A recent study weighed popular phone carriers against each other in how accurately each carrier detects robocalls and spoofed calls.

In the robocall context, the Mind Commerce study looked at how often the carrier identified a number that is “problematic” in order to determine accuracy. Of the major carriers, the study found that Verizon’s “Enhanced Caller Name ID” led the pack by detecting problematic numbers 93.6% of the time, followed T-Mobile’s “SCAM ID in Combination with Name ID” at 90.1% detection and AT&T Wireless’s “Call Protect” with 86.9% detection.

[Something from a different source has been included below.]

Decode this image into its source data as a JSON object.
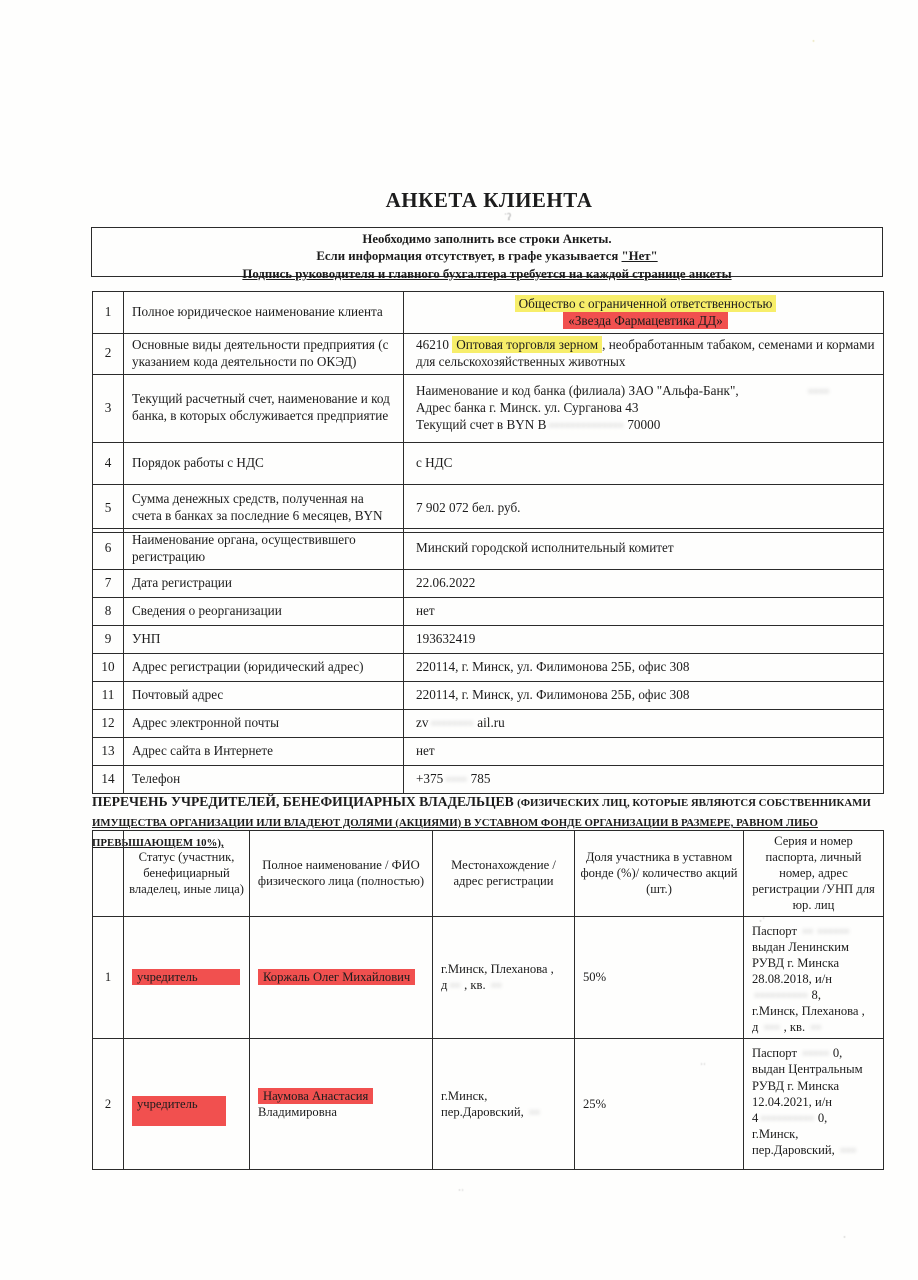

On the call spoofing category, Verizon far outweighed the other carriers on detection. According to the study, Verizon detected spoofed calls 98% of the time, followed by T-Mobile at 64% and AT&T Wireless at 60%.

insideARM Perspective

Those of us in the industry wear two hats. On one hand, we are consumers who want a solution to the volumes of robocalls we receive on our personal phones. On the other, we are members of legitimate businesses that get caught in the crossfire of the robocall blocking technology even though our businesses fall outside the scope of the problem.

Spoofed calls remain an issue the industry is on the lookout for, so it is encouraging to see that carriers are becoming better at detecting them. However, the robocall portion of this study shows the difficulty faced with this issue. The definition of “problematic” number is vague and casts an overbroad net that sweeps and incorrectly labels legitimate business calls as possible scams. 

This is a nuanced challenge that will continue for some time and insideARM will continue to montior it.